I want to solve a 2D Poisson equation, so im trying to run a Physics-Informed Neural Network in Julia using the NeuralPDE.jl package, this is the code (I got it here):
using NeuralPDE, Flux, ModelingToolkit, GalacticOptim, Optim, DiffEqFlux
@parameters x y
@variables u(..)
@derivatives Dxx''~x
@derivatives Dyy''~y
# 2D PDE
eq = Dxx(u(x,y)) + Dyy(u(x,y)) ~ -sin(pi*x)*sin(pi*y)
# Boundary conditions
bcs = [u(0,y) ~ 0.f0, u(1,y) ~ -sin(pi*1)*sin(pi*y),
u(x,0) ~ 0.f0, u(x,1) ~ -sin(pi*x)*sin(pi*1)]
# Space and time domains
domains = [x ∈ IntervalDomain(0.0,1.0),
y ∈ IntervalDomain(0.0,1.0)]
# Neural network
dim = 2 # number of dimensions
chain = FastChain(FastDense(dim,16,Flux.σ),FastDense(16,16,Flux.σ),FastDense(16,1))
# Discretization
dx = 0.05
discretization = PhysicsInformedNN(chain,GridTraining())
pde_system = PDESystem(eq,bcs,domains,[x,y],[u])
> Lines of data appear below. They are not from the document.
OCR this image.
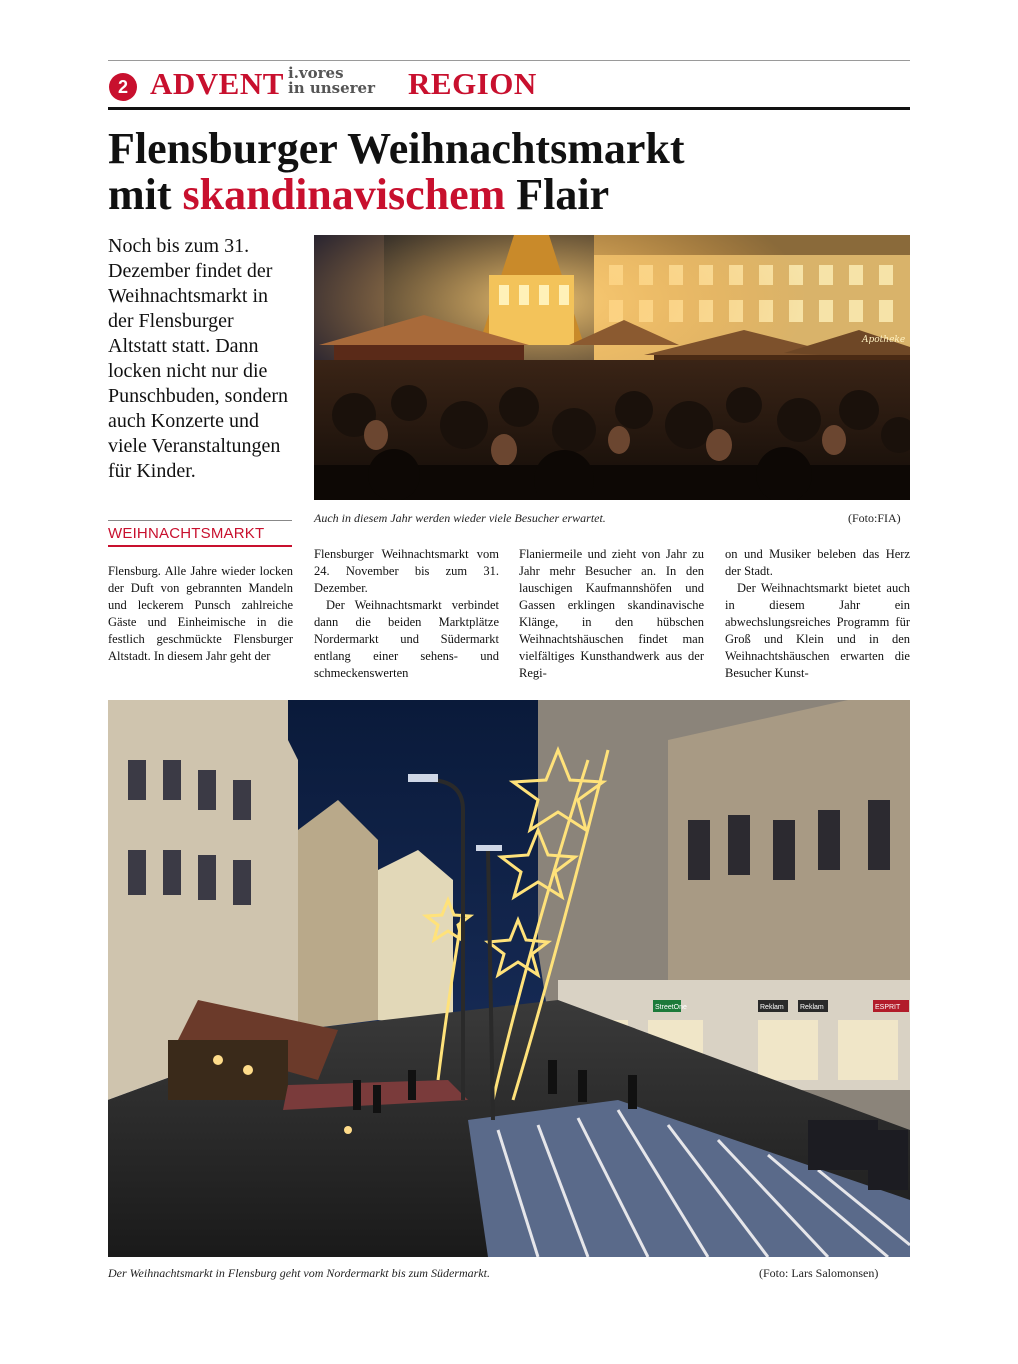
2 ADVENT i.vores
in unserer REGION
Flensburger Weihnachtsmarkt
mit skandinavischem Flair
Noch bis zum 31. Dezember findet der Weihnachtsmarkt in der Flensburger Altstatt statt. Dann locken nicht nur die Punschbuden, sondern auch Konzerte und viele Veranstaltungen für Kinder.
Apotheke
Auch in diesem Jahr werden wieder viele Besucher erwartet.	(Foto:FIA)
WEIHNACHTSMARKT

Flensburg. Alle Jahre wieder locken der Duft von gebrannten Mandeln und leckerem Punsch zahlreiche Gäste und Einheimische in die festlich geschmückte Flensburger Altstadt. In diesem Jahr geht der

Flensburger Weihnachtsmarkt vom 24. November bis zum 31. Dezember.

Der Weihnachtsmarkt verbindet dann die beiden Marktplätze Nordermarkt und Südermarkt entlang einer sehens- und schmeckenswerten

Flaniermeile und zieht von Jahr zu Jahr mehr Besucher an. In den lauschigen Kaufmannshöfen und Gassen erklingen skandinavische Klänge, in den hübschen Weihnachtshäuschen findet man vielfältiges Kunsthandwerk aus der Regi-

on und Musiker beleben das Herz der Stadt.

Der Weihnachtsmarkt bietet auch in diesem Jahr ein abwechslungsreiches Programm für Groß und Klein und in den Weihnachtshäuschen erwarten die Besucher Kunst-

StreetOne	Reklam Reklam	ESPRIT
Der Weihnachtsmarkt in Flensburg geht vom Nordermarkt bis zum Südermarkt.	(Foto: Lars Salomonsen)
prob = discretize(pde_system,discretization)
but i get this error:
WARNING: could not import DistributionsAD._mv_categorical_logpdf into ReverseDiffX
ERROR: LoadError: MethodError: no method matching zero(::FastChain{Tuple{FastDense{typeof(σ),DiffEqFlux.var"#initial_params#130"{typeof(Flux.glorot_uniform),typeof(Flux.zeros),Int64,Int64}},FastDense{typeof(σ),DiffEqFlux.var"#initial_params#130"{typeof(Flux.glorot_uniform),typeof(Flux.zeros),Int64,Int64}},FastDense{typeof(identity),DiffEqFlux.var"#initial_params#130"{typeof(Flux.glorot_uniform),typeof(Flux.zeros),Int64,Int64}}}})
Closest candidates are:
zero(!Matched::Type{Missing}) at missing.jl:103
zero(!Matched::Type{LibGit2.GitHash}) at /build/julia-98cBbp/julia-1.4.1+dfsg/usr/share/julia/stdlib/v1.4/LibGit2/src/oid.jl:220
zero(!Matched::Type{Pkg.Resolve.VersionWeight}) at /build/julia-98cBbp/julia-1.4.1+dfsg/usr/share/julia/stdlib/v1.4/Pkg/src/Resolve/versionweights.jl:15
...
Stacktrace:
[1] _colon(::Float64, ::Function, ::Float64) at ./range.jl:45
[2] (::Colon)(::Float64, ::Function, ::Float64) at ./range.jl:41
[3] (::NeuralPDE.var"#150#157")(::Tuple{ModelingToolkit.VarDomainPairing,FastChain{Tuple{FastDense{typeof(σ),DiffEqFlux.var"#initial_params#130"{typeof(Flux.glorot_uniform),typeof(Flux.zeros),Int64,Int64}},FastDense{typeof(σ),DiffEqFlux.var"#initial_params#130"{typeof(Flux.glorot_uniform),typeof(Flux.zeros),Int64,Int64}},FastDense{typeof(identity),DiffEqFlux.var"#initial_params#130"{typeof(Flux.glorot_uniform),typeof(Flux.zeros),Int64,Int64}}}}}) at ./none:0
[4] iterate at ./generator.jl:47 [inlined]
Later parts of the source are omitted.